Beyond HVPG measurement, some authors have separately explored less invasive methodologies or biomarkers of inflammation, coagulation, platelet activation that may be linked to ED in NAFLD. In human studies, imaging techniques such as Doppler flowmetry[96], positron emission tomography[97] and magnetic resonance[98] have demonstrated the potential for investigating intravascular changes and hepatic perfusion within the steatotic liver. It has been much harder to identify biomarkers specific for intrahepatic ED. Selectins (such as P-Selectin, E-Selectin), von Willebrand Factor, Isoprostans, asymmetric dimethyl-arginine, endothelins and a series of molecules involved in the inflammatory and hemostatic activity of the endothelium have been used by cardiologists to describe and monitor ED[99]. However, unless these biomarkers are measured at the level of the hepatic veins or, alternatively, be discriminable by their organ-origin, the impairment of all these tests can only be interpreted as consequence of IR/MS but is not specifically liver-related. This underlines once again that NAFLD is the liver expression of a systemic disease. As matter of fact, several authors have demonstrated that the severity of NAFLD correlates with some key features of the systemic cardiovascular risk described in patients with MS/IR, among them, peripheral ED measured by vasodilatory response of the brachial artery to ischemia[10], mild chronic inflammation and low fibrinolytic activity[100,101]. Presently, it would be hard to recommend a pharmacologic strategy specifically targeting intrahepatic ED. However, any strategy of treatment recommended for NAFLD[102] which can modulate MS/IR has the potential to benefit sinusoidal endothelial cells in this clinical setting (Figure 3). Furthermore, the ongoing research on new drugs targeted against apoptosis, inflammation, fibrogenesis could offer in the next future an alternative/adjuvant therapy to contrast the downstream effects of the vascular changes induced by IR.

Figure 3

The vascular-hypothesis of liver damage in non-alcoholic fatty liver disease considers sinusoidal endothelial dysfunction due to insulin-resistance a key factor for the initiation and perpetuation of liver damage from simple steatosis to steatohepatitis. Any strategy of treatment ameliorating insulin-resistance may be efficacious in ameliorating sinusoidal endothelial dysfunction. Drugs marked with a are those with a proven efficacy on liver microcirculation (Ref. [16,42,95,103,104]). (Histological images are courtesy of Dr. Marco Maggioni, IRCCS Ca’ Granda, Ospedale Maggiore Policlinico, Milan, Italy).
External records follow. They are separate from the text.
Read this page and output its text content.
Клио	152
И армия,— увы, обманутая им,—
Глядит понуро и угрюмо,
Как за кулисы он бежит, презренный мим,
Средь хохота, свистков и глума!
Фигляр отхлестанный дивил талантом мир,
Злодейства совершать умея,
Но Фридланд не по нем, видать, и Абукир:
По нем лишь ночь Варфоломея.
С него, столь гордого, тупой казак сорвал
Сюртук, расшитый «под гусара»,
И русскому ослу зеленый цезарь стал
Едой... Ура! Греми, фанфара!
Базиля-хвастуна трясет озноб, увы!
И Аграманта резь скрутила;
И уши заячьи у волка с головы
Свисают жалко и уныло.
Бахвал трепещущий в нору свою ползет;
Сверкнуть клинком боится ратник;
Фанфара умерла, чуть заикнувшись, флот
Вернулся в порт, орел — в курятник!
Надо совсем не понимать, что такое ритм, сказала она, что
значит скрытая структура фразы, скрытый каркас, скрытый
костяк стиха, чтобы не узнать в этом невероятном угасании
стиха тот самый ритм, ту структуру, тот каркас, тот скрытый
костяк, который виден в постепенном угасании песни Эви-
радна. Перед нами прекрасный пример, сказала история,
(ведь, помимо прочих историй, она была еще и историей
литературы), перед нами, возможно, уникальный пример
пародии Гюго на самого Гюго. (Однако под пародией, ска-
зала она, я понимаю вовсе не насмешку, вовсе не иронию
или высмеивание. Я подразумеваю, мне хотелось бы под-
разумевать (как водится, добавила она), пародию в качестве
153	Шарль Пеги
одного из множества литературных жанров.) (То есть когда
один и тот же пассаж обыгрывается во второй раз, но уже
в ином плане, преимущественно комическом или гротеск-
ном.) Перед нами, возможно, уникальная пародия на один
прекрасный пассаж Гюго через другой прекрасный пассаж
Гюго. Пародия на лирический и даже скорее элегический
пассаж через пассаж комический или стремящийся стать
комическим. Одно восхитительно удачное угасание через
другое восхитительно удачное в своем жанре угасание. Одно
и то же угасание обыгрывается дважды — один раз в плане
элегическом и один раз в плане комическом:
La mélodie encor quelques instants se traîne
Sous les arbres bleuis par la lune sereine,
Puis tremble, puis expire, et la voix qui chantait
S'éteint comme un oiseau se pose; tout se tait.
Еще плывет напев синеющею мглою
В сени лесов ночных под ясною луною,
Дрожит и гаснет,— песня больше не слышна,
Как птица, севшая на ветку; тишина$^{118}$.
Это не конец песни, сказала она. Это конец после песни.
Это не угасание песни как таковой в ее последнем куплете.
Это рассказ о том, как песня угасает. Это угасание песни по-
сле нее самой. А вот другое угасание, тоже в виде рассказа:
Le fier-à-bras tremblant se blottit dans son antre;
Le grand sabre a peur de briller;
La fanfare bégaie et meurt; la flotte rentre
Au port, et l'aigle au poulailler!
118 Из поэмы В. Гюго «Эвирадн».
NAFLD: Non-alcoholic fatty liver disease; NASH: Non-alcoholic steatohepatitis.

CONCLUSION

Several studies with animal models have demonstrated that IR is associated with narrow sinusoids and sinusoidal endothelial dysfunction, which cause both a mechanical and functional increase of hepatic vascular resistance to portal blood flow, even in the absence of cirrhosis. Due to the high prevalence of metabolic syndrome in patients with chronic liver diseases, the influence of these vascular changes on the natural history of NAFLD and of cirrhosis of other etiologies is highly plausible and should be explored by specifically designed human studies. This could certainly result in new strategies for the treatment of patients with chronic liver disease.